Cohen also makes a brief guest appearance on the Cuarteto de Clarinetes de Caracas' Suelos, filling in as fifth clarinetist on Lecuona's "Danza Negra" and contributing a powerful cadenza mid-chart. An impressive date by Venezuela's premiere clarinet chamber quartet, Suelos continues the group's 20-year mission to feature and foment the work of South American composers, arrangers and song forms. Comprised of Gregory Parra, Orlando Pimentel, Victor Salamanques and Gorgias Sanchez (on piccolo, soprano, alto, and bass clarinets, respectively), the quartet boasts strong chops and sensitive interpretative skills. Featuring compositions by Aldemaro Romero, Silvestre Revueltas, Hermeto Pascoal, and Paquito D'Rivera, among others, and representing the genres of Venezuelan joropo and guasa, Colombian bambuco, Cuban danzon, Mexican mariachi, along with Latin jazz and avant-leaning classical music, Suelos is local in flavor, pan-national in scope. Chamber music fans will enjoy the freshness and variety of ideas, while jazz fans will appreciate the unusual harmony and textures of "Barro," the dense dissonance of "Noche de Jaranas," and the restless counterpoint of D'Rivera's "Wapango."
Tracks & Personnel
Notes from the Village
Tracks: Washington Square Park; Until You're in Love Again; Siboney; After the Rain; J Blues; Lullaby for the Naïve Ones; A Change Is Gonna Come; Jitterbug Waltz.
Personnel: Anat Cohen: clarinet, bass clarinet, tenor sax, soprano sax; Jason Lindner: piano, Fender Rhodes, Prophet 08 Keyboard; Omer Avital: bass; Daniel Freedman: drums, percussion; Gilad Hekselman: guitar.
Tracks: Preludio y Quirpa; Fantasía en 6/8; Danza Negra; Monk-tuno (de la New York Suite); Barro; Afro (de Aires Tropicales); La Guasa del Borrachito (del Quinteto del Pájaro); La Flor de la Canela; Noche de Jaranas (de La Noche de los Mayas); Danzón No. 5. Portales de Madrugada; Wapango; Bebé; Las Alazanas.

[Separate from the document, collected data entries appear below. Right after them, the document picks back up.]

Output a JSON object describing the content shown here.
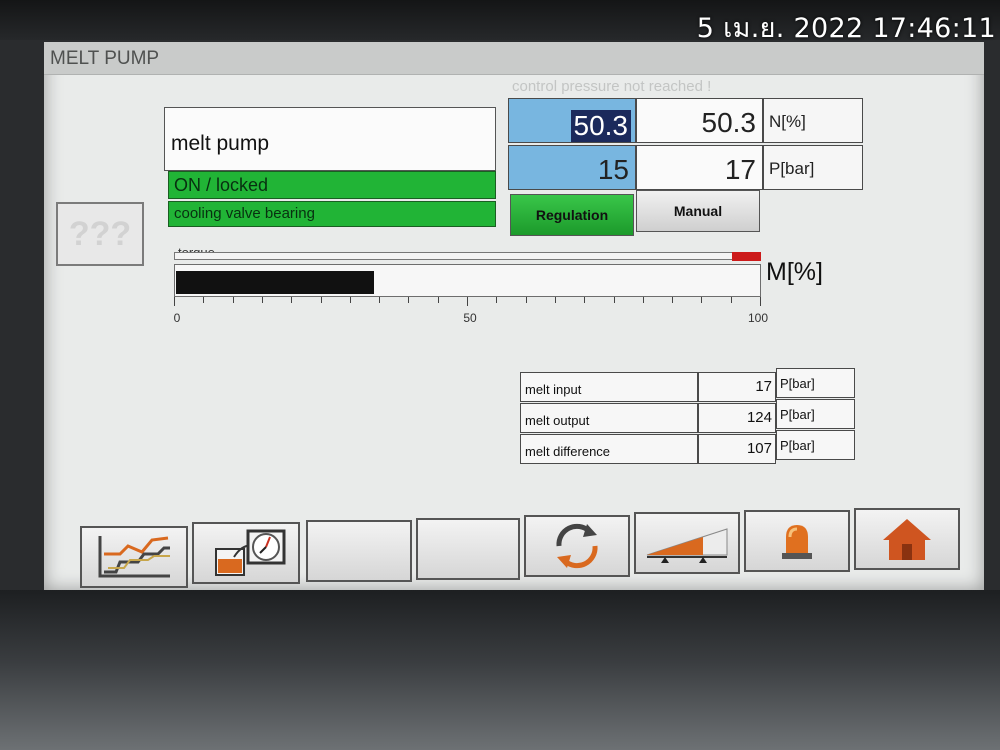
{
  "photo_timestamp": "5 เม.ย. 2022 17:46:11",
  "screen": {
    "title": "MELT PUMP",
    "status_message": "control pressure not reached !",
    "unknown_button_label": "???"
  },
  "status_panel": {
    "name": "melt pump",
    "state": "ON / locked",
    "info": "cooling valve bearing",
    "state_color": "#21b436"
  },
  "setpoints": {
    "speed": {
      "set": "50.3",
      "actual": "50.3",
      "unit": "N[%]"
    },
    "pressure": {
      "set": "15",
      "actual": "17",
      "unit": "P[bar]"
    }
  },
  "mode_buttons": {
    "regulation": "Regulation",
    "manual": "Manual",
    "active": "regulation"
  },
  "torque": {
    "label": "torque",
    "unit": "M[%]",
    "value_percent": 34,
    "limit_color": "#cc1a1a",
    "ticks": [
      "0",
      "50",
      "100"
    ]
  },
  "melt_table": [
    {
      "label": "melt input",
      "value": "17",
      "unit": "P[bar]"
    },
    {
      "label": "melt output",
      "value": "124",
      "unit": "P[bar]"
    },
    {
      "label": "melt difference",
      "value": "107",
      "unit": "P[bar]"
    }
  ],
  "nav_icons": [
    "trend-chart-icon",
    "tank-gauge-icon",
    "",
    "",
    "rotate-icon",
    "ramp-icon",
    "alarm-beacon-icon",
    "home-icon"
  ]
}
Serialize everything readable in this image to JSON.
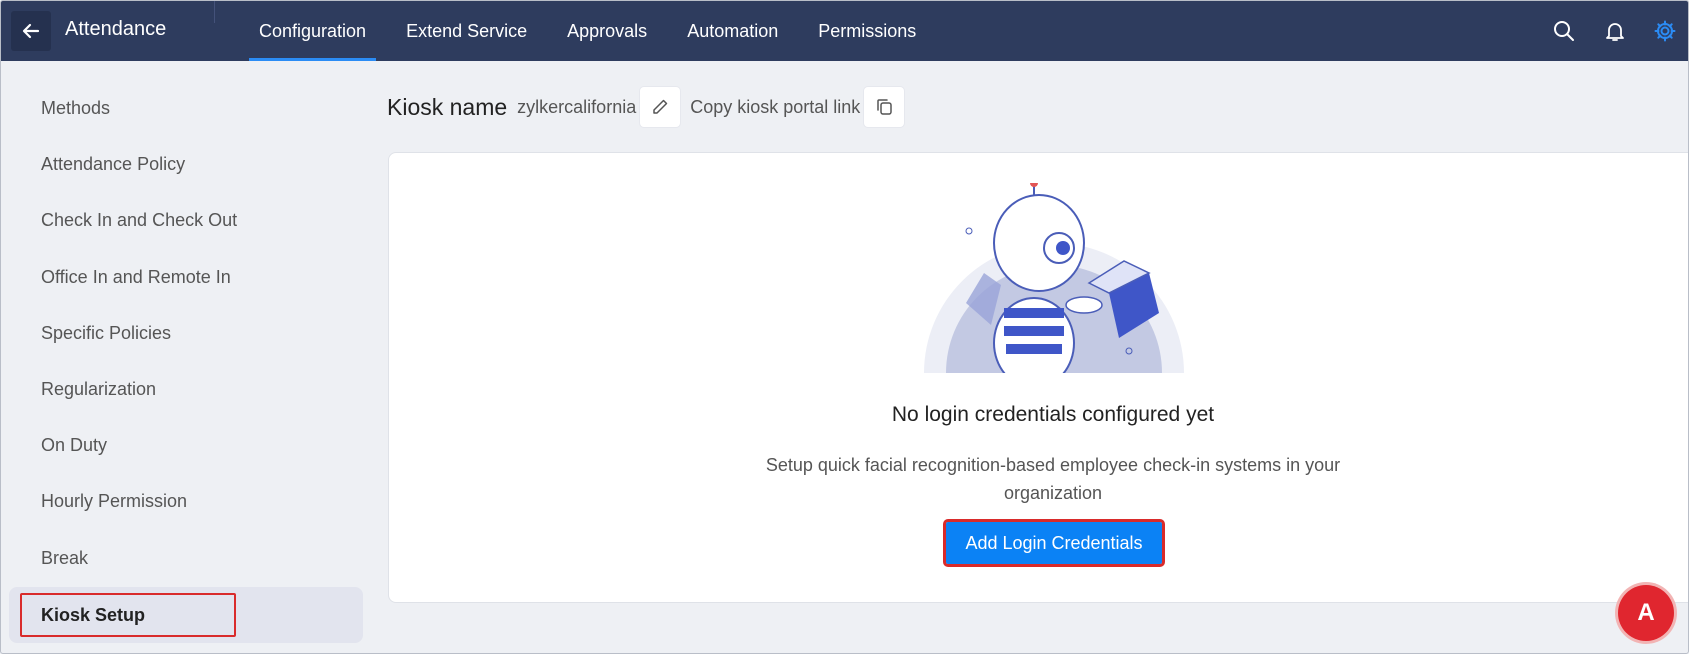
{
  "header": {
    "back_icon": "arrow-left-icon",
    "app_title": "Attendance",
    "tabs": [
      {
        "label": "Configuration",
        "active": true
      },
      {
        "label": "Extend Service",
        "active": false
      },
      {
        "label": "Approvals",
        "active": false
      },
      {
        "label": "Automation",
        "active": false
      },
      {
        "label": "Permissions",
        "active": false
      }
    ],
    "icons": [
      "search-icon",
      "bell-icon",
      "gear-icon"
    ]
  },
  "sidebar": {
    "items": [
      {
        "label": "Methods"
      },
      {
        "label": "Attendance Policy"
      },
      {
        "label": "Check In and Check Out"
      },
      {
        "label": "Office In and Remote In"
      },
      {
        "label": "Specific Policies"
      },
      {
        "label": "Regularization"
      },
      {
        "label": "On Duty"
      },
      {
        "label": "Hourly Permission"
      },
      {
        "label": "Break"
      },
      {
        "label": "Kiosk Setup",
        "active": true
      }
    ]
  },
  "kiosk": {
    "name_label": "Kiosk name",
    "name_value": "zylkercalifornia",
    "copy_link_label": "Copy kiosk portal link"
  },
  "empty_state": {
    "title": "No login credentials configured yet",
    "description": "Setup quick facial recognition-based employee check-in systems in your organization",
    "button_label": "Add Login Credentials"
  },
  "avatar": {
    "initial": "A"
  },
  "colors": {
    "topbar": "#2e3c5e",
    "accent": "#0b82f5",
    "highlight": "#d92b2b",
    "avatar": "#e0262f"
  }
}
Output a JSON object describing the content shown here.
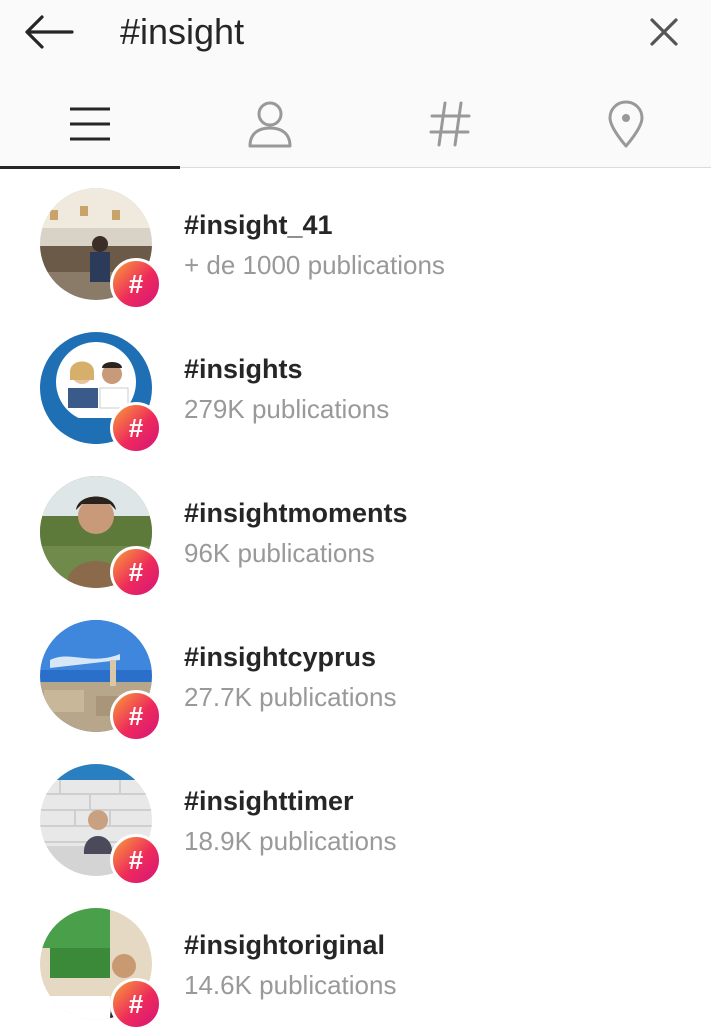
{
  "search": {
    "query": "#insight"
  },
  "tabs": [
    {
      "name": "top",
      "icon": "menu-lines-icon"
    },
    {
      "name": "accounts",
      "icon": "person-icon"
    },
    {
      "name": "tags",
      "icon": "hashtag-icon"
    },
    {
      "name": "places",
      "icon": "location-pin-icon"
    }
  ],
  "badge_symbol": "#",
  "colors": {
    "accent_gradient": [
      "#f7a03a",
      "#ee2a5a",
      "#d4157c"
    ],
    "secondary_text": "#999999",
    "primary_text": "#262626"
  },
  "results": [
    {
      "name": "#insight_41",
      "count": "+ de 1000 publications"
    },
    {
      "name": "#insights",
      "count": "279K publications"
    },
    {
      "name": "#insightmoments",
      "count": "96K publications"
    },
    {
      "name": "#insightcyprus",
      "count": "27.7K publications"
    },
    {
      "name": "#insighttimer",
      "count": "18.9K publications"
    },
    {
      "name": "#insightoriginal",
      "count": "14.6K publications"
    }
  ]
}
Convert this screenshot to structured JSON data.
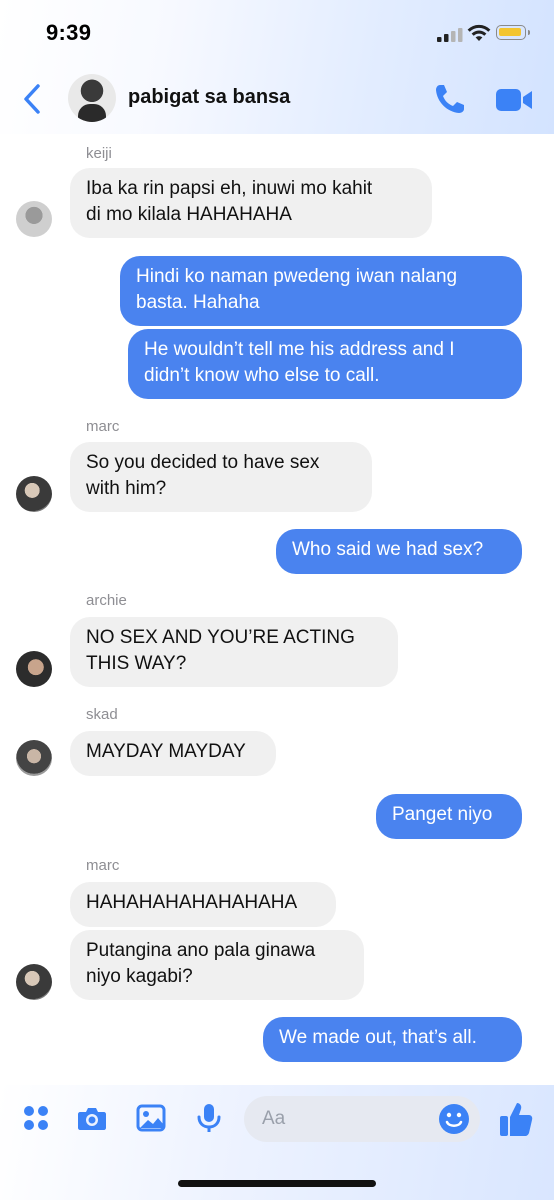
{
  "status_bar": {
    "time": "9:39"
  },
  "header": {
    "title": "pabigat sa bansa"
  },
  "messages": [
    {
      "sender": "keiji",
      "text": "Iba ka rin papsi eh, inuwi mo kahit\ndi mo kilala HAHAHAHA"
    },
    {
      "text": "Hindi ko naman pwedeng iwan nalang\nbasta. Hahaha"
    },
    {
      "text": "He wouldn’t tell me his address and I\ndidn’t know who else to call."
    },
    {
      "sender": "marc",
      "text": "So you decided to have sex\nwith him?"
    },
    {
      "text": "Who said we had sex?"
    },
    {
      "sender": "archie",
      "text": "NO SEX AND YOU’RE ACTING\nTHIS WAY?"
    },
    {
      "sender": "skad",
      "text": "MAYDAY MAYDAY"
    },
    {
      "text": "Panget niyo"
    },
    {
      "sender": "marc",
      "text": "HAHAHAHAHAHAHAHA"
    },
    {
      "text": "Putangina ano pala ginawa\nniyo kagabi?"
    },
    {
      "text": "We made out, that’s all."
    }
  ],
  "composer": {
    "placeholder": "Aa"
  },
  "colors": {
    "accent": "#4a83ef",
    "incoming_bubble": "#f0f0f0",
    "outgoing_bubble": "#4a83ef"
  },
  "icons": [
    "back-icon",
    "phone-icon",
    "video-icon",
    "apps-icon",
    "camera-icon",
    "image-icon",
    "microphone-icon",
    "emoji-icon",
    "thumbs-up-icon"
  ]
}
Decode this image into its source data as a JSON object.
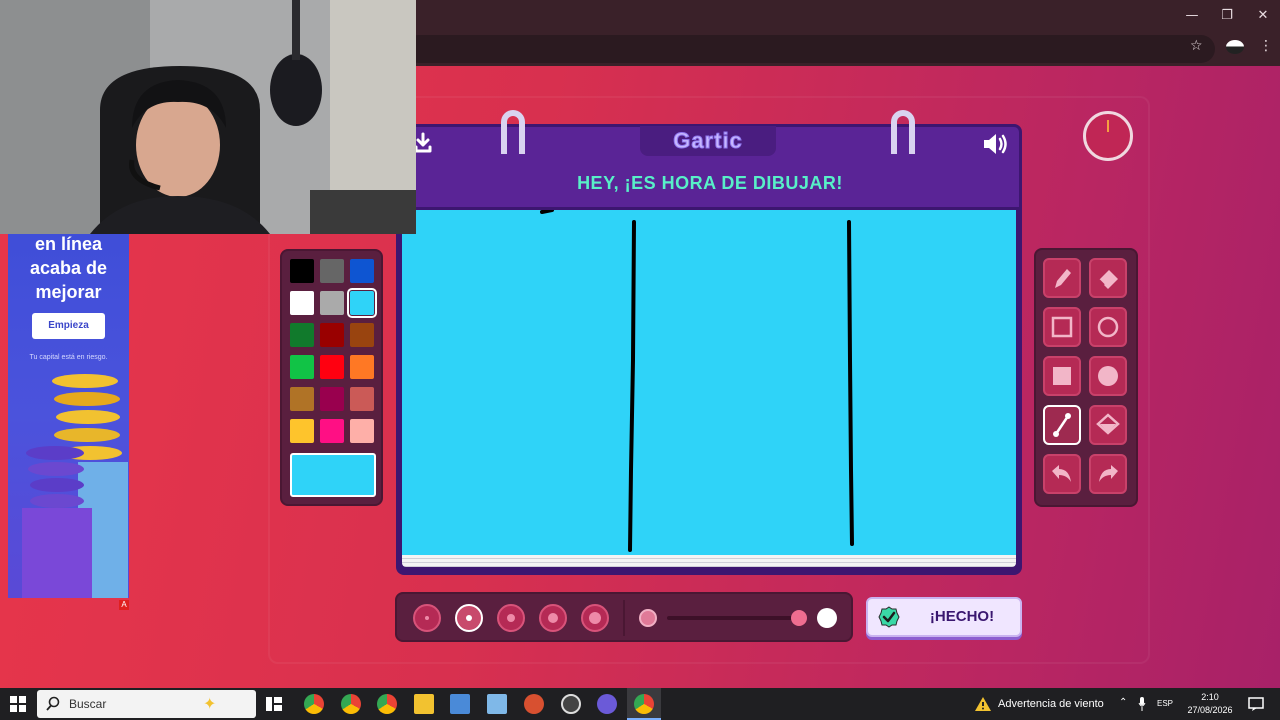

Personnel: Gregory Parra: piccolo and soprano clarinets; Orlando Pimentel: soprano clarinete; Victor Salamanqués: soprano and alto clarinets; Gorgias Sánchez: bass clarinet; Carlos Quintero: Peruvian cajón; Horacio Hernández: drums; Omar Jeanton: drums; Anat Cohen: clarinet; Jorge Glem: Venezuelan Cuatro.